Anger has again flared recently over U.S. military plans to expand its base. Takeshi Onaga, Okinawa’s governor, has ordered a halt to construction of a runway at Camp Schwab Marine Corps Base that would jut out into picturesque Oura Bay. Local residents (in kayaks and rafts) are now locked in a constant standoff against Japan’s Coast Guard (in military ships), to preserve the bay and block any new construction. Prime Minister Abe asserts that Gov. Onaga does not have the authority to intervene. Okinawan anger continues to smolder.

Battle’s Legacy Lives On

Local Okinawan politicians are growing more vocal in their opposition to the American military presence. A Ryukyuan independence movement is discussing severing ties with Japan. The Ryukyuan family of languages has found resurgent popularity as a powerful contemporary marker of Okinawan identity, in part because it is distinct from Japanese.
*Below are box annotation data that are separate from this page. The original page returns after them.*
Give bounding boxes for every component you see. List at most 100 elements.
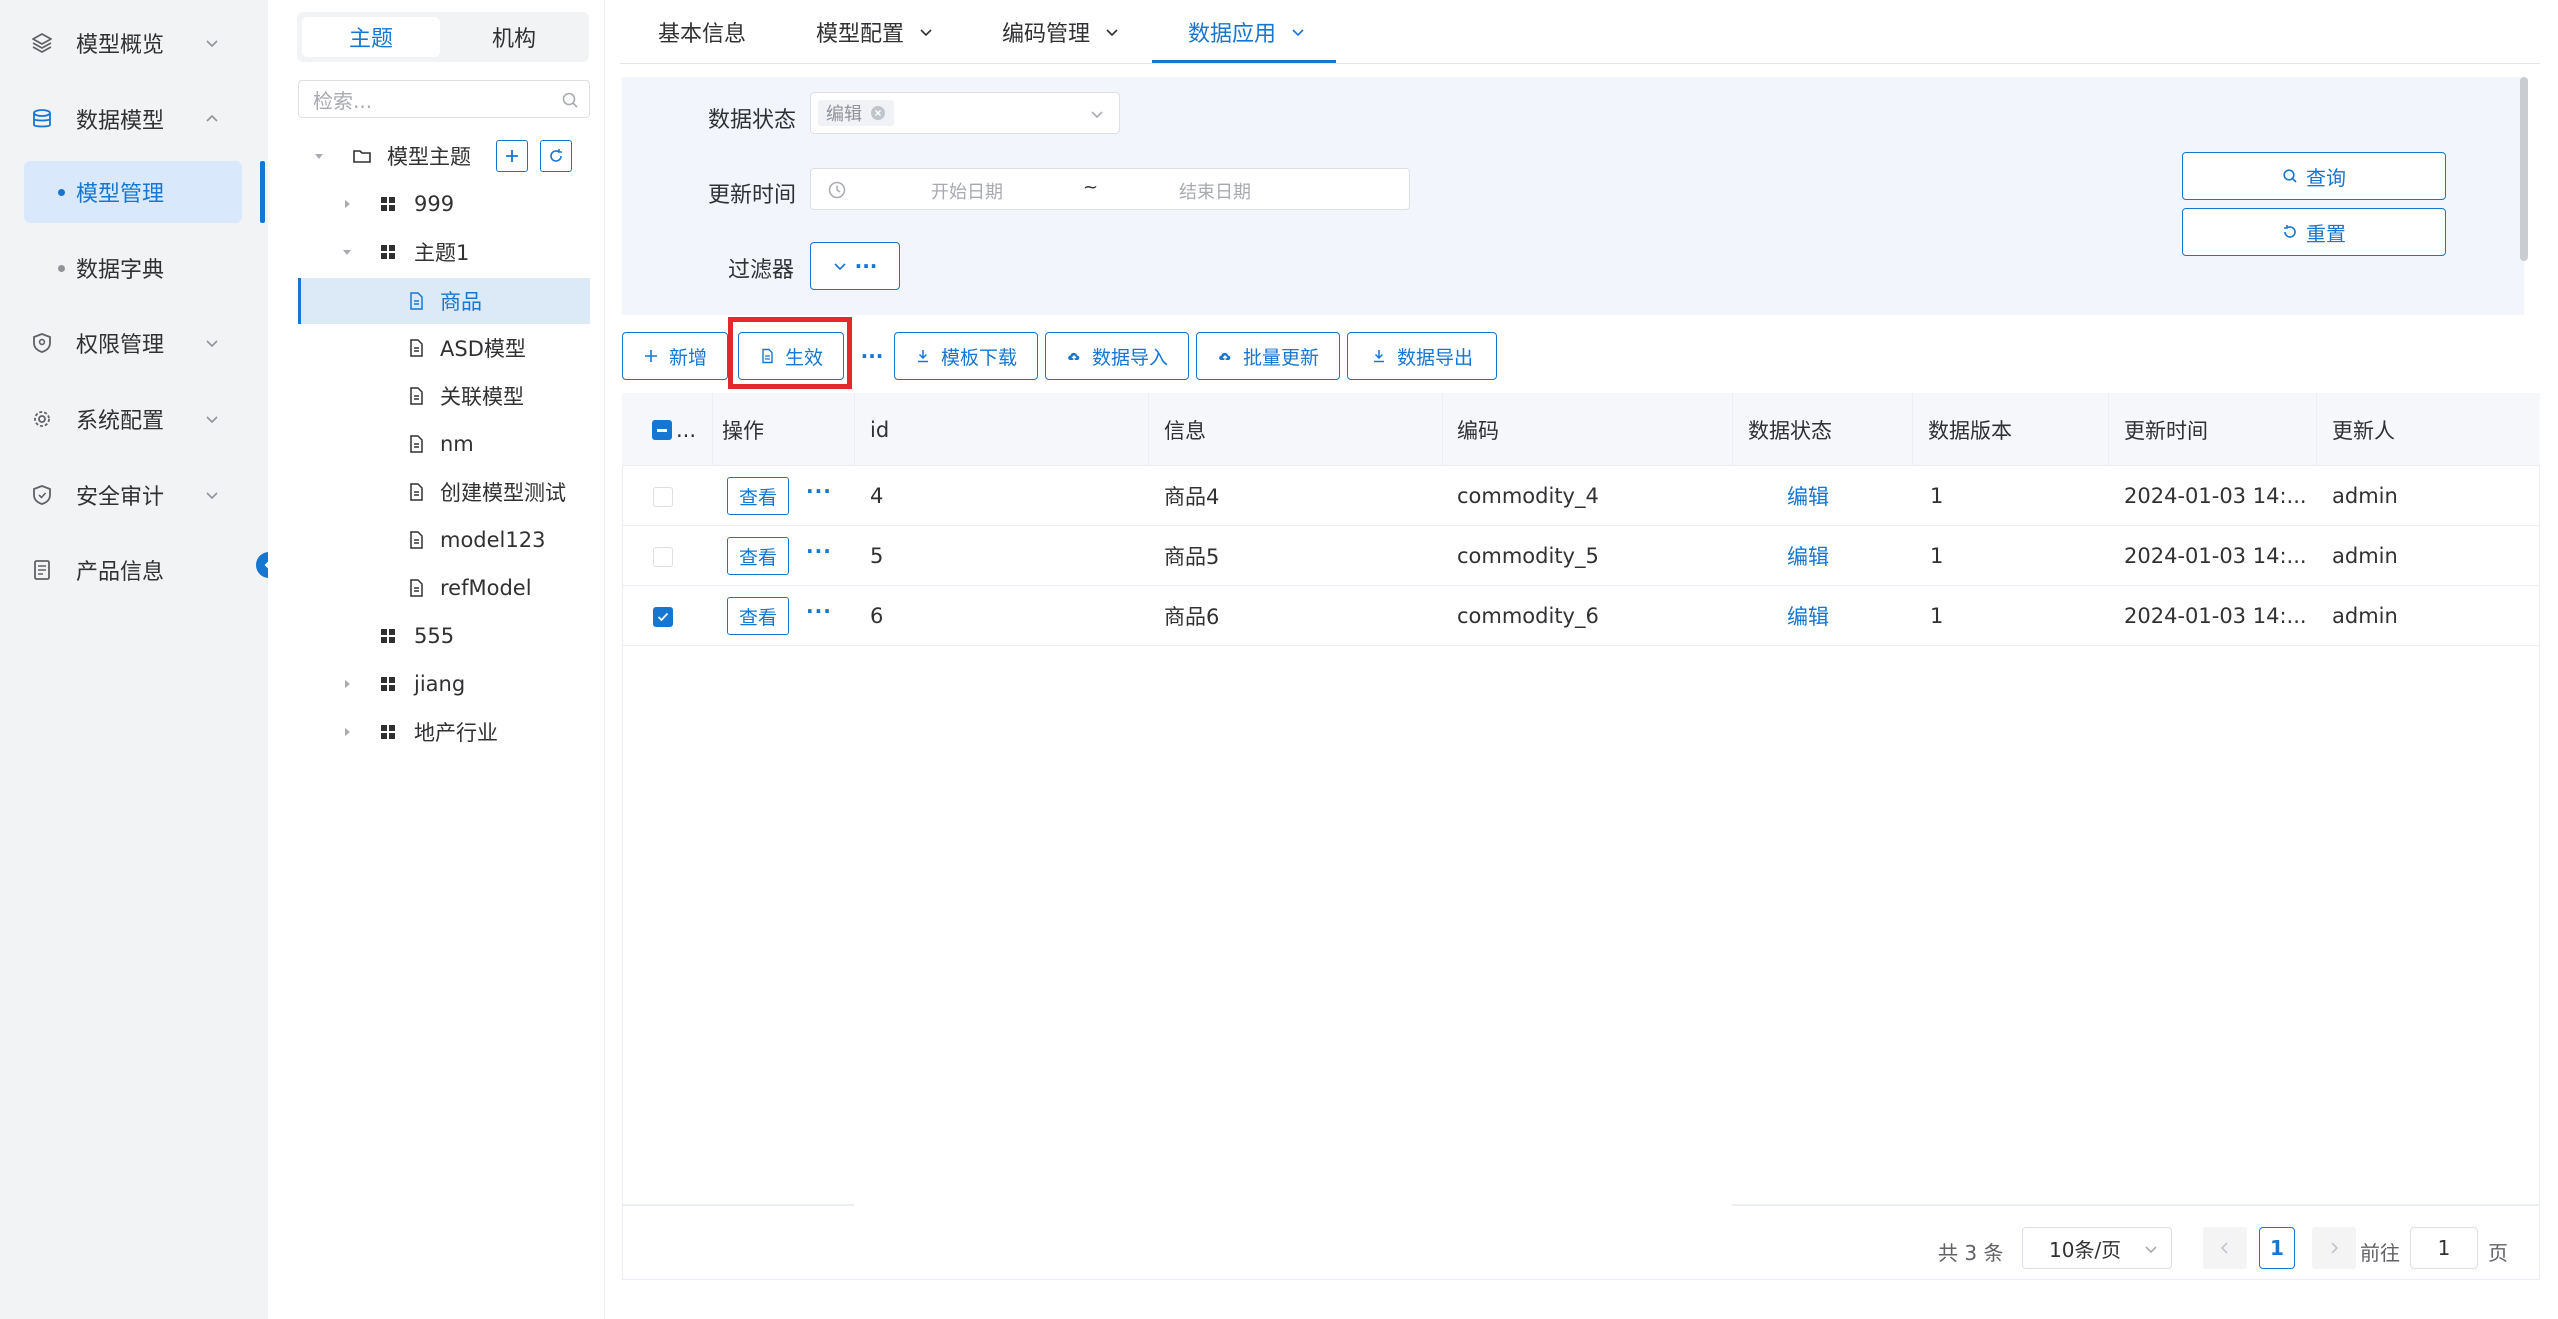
file-icon bbox=[410, 579, 423, 597]
chevron-down-icon bbox=[834, 263, 846, 271]
file-icon bbox=[410, 387, 423, 405]
goto-prefix: 前往 bbox=[2360, 1241, 2400, 1265]
view-button[interactable]: 查看 bbox=[727, 477, 789, 515]
end-date-input[interactable]: 结束日期 bbox=[1179, 178, 1251, 204]
nav-model-overview[interactable]: 模型概览 bbox=[0, 13, 268, 73]
template-download-label: 模板下载 bbox=[940, 346, 1017, 369]
header-select-all[interactable]: ... bbox=[652, 393, 696, 466]
filter-scrollbar[interactable] bbox=[2520, 77, 2528, 261]
header-status: 数据状态 bbox=[1748, 418, 1832, 443]
page-size-select[interactable]: 10条/页 bbox=[2022, 1227, 2172, 1269]
tree-node-999[interactable]: 999 bbox=[298, 181, 590, 227]
row-more-button[interactable]: ··· bbox=[806, 539, 832, 563]
tree-node-label: jiang bbox=[414, 672, 466, 696]
row-more-button[interactable]: ··· bbox=[806, 599, 832, 623]
active-tab-underline bbox=[1152, 60, 1336, 63]
caret-right-icon bbox=[345, 728, 350, 736]
chevron-down-icon bbox=[206, 340, 218, 348]
tree-node-555[interactable]: 555 bbox=[298, 613, 590, 659]
nav-system-config[interactable]: 系统配置 bbox=[0, 389, 268, 449]
tab-code-management[interactable]: 编码管理 bbox=[1002, 0, 1120, 64]
view-button[interactable]: 查看 bbox=[727, 597, 789, 635]
segment-tab-theme[interactable]: 主题 bbox=[302, 17, 440, 57]
shield-check-icon bbox=[33, 485, 51, 505]
add-label: 新增 bbox=[668, 346, 707, 369]
tab-data-application[interactable]: 数据应用 bbox=[1188, 0, 1306, 64]
column-separator bbox=[1912, 393, 1913, 466]
cell-version: 1 bbox=[1930, 484, 1944, 508]
template-download-button[interactable]: 模板下载 bbox=[894, 332, 1038, 380]
query-label: 查询 bbox=[2306, 165, 2346, 190]
page-number-current[interactable]: 1 bbox=[2259, 1227, 2295, 1269]
tree-node-create-test[interactable]: 创建模型测试 bbox=[298, 469, 590, 515]
chevron-down-icon bbox=[920, 29, 932, 37]
refresh-tree-button[interactable] bbox=[540, 140, 572, 172]
tree-node-label: 999 bbox=[414, 192, 455, 216]
tree-node-related-model[interactable]: 关联模型 bbox=[298, 373, 590, 419]
tab-basic-info[interactable]: 基本信息 bbox=[658, 0, 746, 64]
start-date-input[interactable]: 开始日期 bbox=[931, 178, 1003, 204]
segment-tab-organization[interactable]: 机构 bbox=[445, 17, 583, 57]
add-theme-button[interactable] bbox=[496, 140, 528, 172]
data-import-label: 数据导入 bbox=[1091, 346, 1168, 369]
cloud-upload-icon bbox=[1068, 352, 1080, 361]
tree-node-theme1[interactable]: 主题1 bbox=[298, 229, 590, 275]
cell-code: commodity_4 bbox=[1457, 484, 1599, 508]
file-icon bbox=[410, 531, 423, 549]
tree-node-refmodel[interactable]: refModel bbox=[298, 565, 590, 611]
cell-id: 4 bbox=[870, 484, 884, 508]
header-updater: 更新人 bbox=[2332, 418, 2395, 443]
cell-code: commodity_5 bbox=[1457, 544, 1599, 568]
batch-update-button[interactable]: 批量更新 bbox=[1196, 332, 1340, 380]
nav-permission-management[interactable]: 权限管理 bbox=[0, 313, 268, 373]
filter-label: 过滤器 bbox=[728, 258, 795, 283]
caret-down-icon bbox=[343, 250, 351, 255]
row-more-button[interactable]: ··· bbox=[806, 479, 832, 503]
tree-node-model123[interactable]: model123 bbox=[298, 517, 590, 563]
tree-node-asd-model[interactable]: ASD模型 bbox=[298, 325, 590, 371]
next-page-button[interactable] bbox=[2312, 1227, 2356, 1269]
view-button[interactable]: 查看 bbox=[727, 537, 789, 575]
reset-button[interactable]: 重置 bbox=[2182, 208, 2446, 256]
plus-icon bbox=[644, 350, 657, 362]
tree-search-input[interactable]: 检索... bbox=[298, 80, 590, 118]
prev-page-button[interactable] bbox=[2203, 1227, 2247, 1269]
row-checkbox[interactable] bbox=[653, 607, 673, 627]
nav-product-info[interactable]: 产品信息 bbox=[0, 540, 268, 600]
cell-status-link[interactable]: 编辑 bbox=[1787, 526, 1829, 586]
filter-dropdown-button[interactable]: ··· bbox=[810, 242, 900, 290]
nav-label: 安全审计 bbox=[76, 485, 165, 510]
close-circle-icon[interactable] bbox=[870, 105, 886, 121]
file-icon bbox=[410, 435, 423, 453]
date-range-picker[interactable]: 开始日期 ~ 结束日期 bbox=[810, 168, 1410, 210]
cell-status-link[interactable]: 编辑 bbox=[1787, 586, 1829, 646]
tree-node-goods[interactable]: 商品 bbox=[298, 278, 590, 324]
cell-info: 商品5 bbox=[1164, 545, 1220, 569]
nav-security-audit[interactable]: 安全审计 bbox=[0, 465, 268, 525]
header-id: id bbox=[870, 417, 890, 442]
nav-data-dictionary[interactable]: 数据字典 bbox=[24, 237, 242, 299]
grid-icon bbox=[381, 245, 395, 259]
row-checkbox[interactable] bbox=[653, 487, 673, 507]
nav-data-model[interactable]: 数据模型 bbox=[0, 89, 268, 149]
fixed-column-shadow bbox=[1732, 1204, 2540, 1206]
chevron-right-icon bbox=[2331, 1242, 2339, 1254]
data-import-button[interactable]: 数据导入 bbox=[1045, 332, 1189, 380]
goto-page-input[interactable]: 1 bbox=[2410, 1227, 2478, 1269]
tab-model-config[interactable]: 模型配置 bbox=[816, 0, 934, 64]
tree-node-real-estate[interactable]: 地产行业 bbox=[298, 709, 590, 755]
tree-node-jiang[interactable]: jiang bbox=[298, 661, 590, 707]
tree-node-nm[interactable]: nm bbox=[298, 421, 590, 467]
data-export-button[interactable]: 数据导出 bbox=[1347, 332, 1497, 380]
nav-label: 数据模型 bbox=[76, 109, 165, 134]
add-button[interactable]: 新增 bbox=[622, 332, 728, 380]
query-button[interactable]: 查询 bbox=[2182, 152, 2446, 200]
cell-status-link[interactable]: 编辑 bbox=[1787, 466, 1829, 526]
batch-update-label: 批量更新 bbox=[1242, 346, 1319, 369]
row-checkbox[interactable] bbox=[653, 547, 673, 567]
more-actions-button[interactable]: ··· bbox=[854, 332, 890, 380]
file-icon bbox=[410, 483, 423, 501]
grid-icon bbox=[381, 629, 395, 643]
nav-model-management[interactable]: 模型管理 bbox=[24, 161, 242, 223]
select-all-checkbox[interactable] bbox=[652, 419, 672, 440]
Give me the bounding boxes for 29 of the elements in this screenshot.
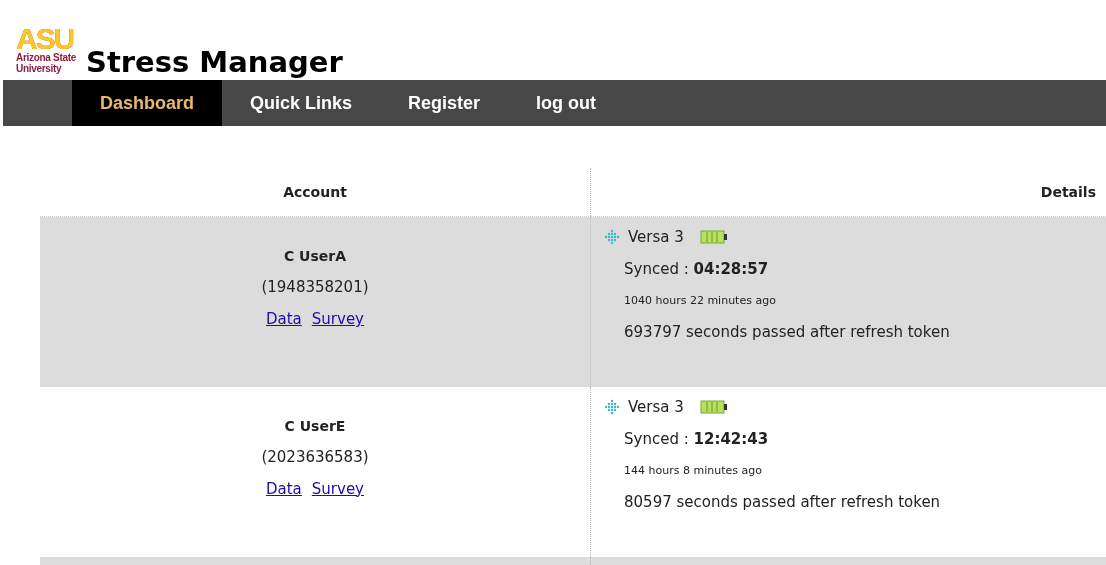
row-link[interactable]: Data	[266, 310, 302, 328]
app-title: Stress Manager	[86, 44, 343, 80]
synced-text: Synced : 12:42:43	[624, 429, 770, 448]
token-text: 80597 seconds passed after refresh token	[624, 492, 942, 511]
row-link[interactable]: Survey	[311, 479, 364, 498]
column-header: Account	[40, 168, 591, 217]
university-name: University	[16, 63, 63, 74]
time-ago: 144 hours 8 minutes ago	[624, 463, 763, 477]
row-link[interactable]: Survey	[311, 310, 364, 328]
column-header: Details	[590, 168, 1106, 217]
row-link[interactable]: Data	[266, 479, 302, 498]
university-name: Arizona State	[16, 52, 76, 63]
time-ago: 1040 hours 22 minutes ago	[624, 294, 777, 307]
user-id: (1948358201)	[261, 278, 369, 296]
user-name: C UserE	[284, 417, 346, 434]
battery-icon	[699, 399, 728, 414]
user-id: (2023636583)	[261, 447, 369, 466]
battery-icon	[699, 230, 728, 244]
device-name: Versa 3	[628, 228, 684, 246]
nav-tab[interactable]: Register	[380, 80, 509, 126]
synced-text: Synced : 04:28:57	[624, 260, 770, 278]
token-text: 693797 seconds passed after refresh token	[624, 323, 951, 341]
device-icon	[604, 398, 620, 415]
nav-tab[interactable]: Dashboard	[72, 80, 223, 126]
nav-tab[interactable]: Quick Links	[222, 80, 381, 126]
nav-tab[interactable]: log out	[508, 80, 625, 126]
device-name: Versa 3	[628, 397, 684, 416]
device-icon	[604, 229, 620, 245]
user-name: C UserA	[283, 248, 347, 264]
Seventy years after one of World War II’s bloodiest battles, Okinawa’s future remains ambivalent and antagonistic on a variety of fronts.

Some clamor for independence, while others want to see the U.S. military presence removed or at least reduced. All the while tourists from the Japanese mainland visit in droves, driving a local economy that further complicates Okinawa’s status.

The Battle of Okinawa’s legacy is still very visible, long after the physical scars and markings of war have faded.

Paul Christensen is an assistant professor of anthropology at Rose-Hulman Institute of Technology. This article was previously published on TheConversation.com.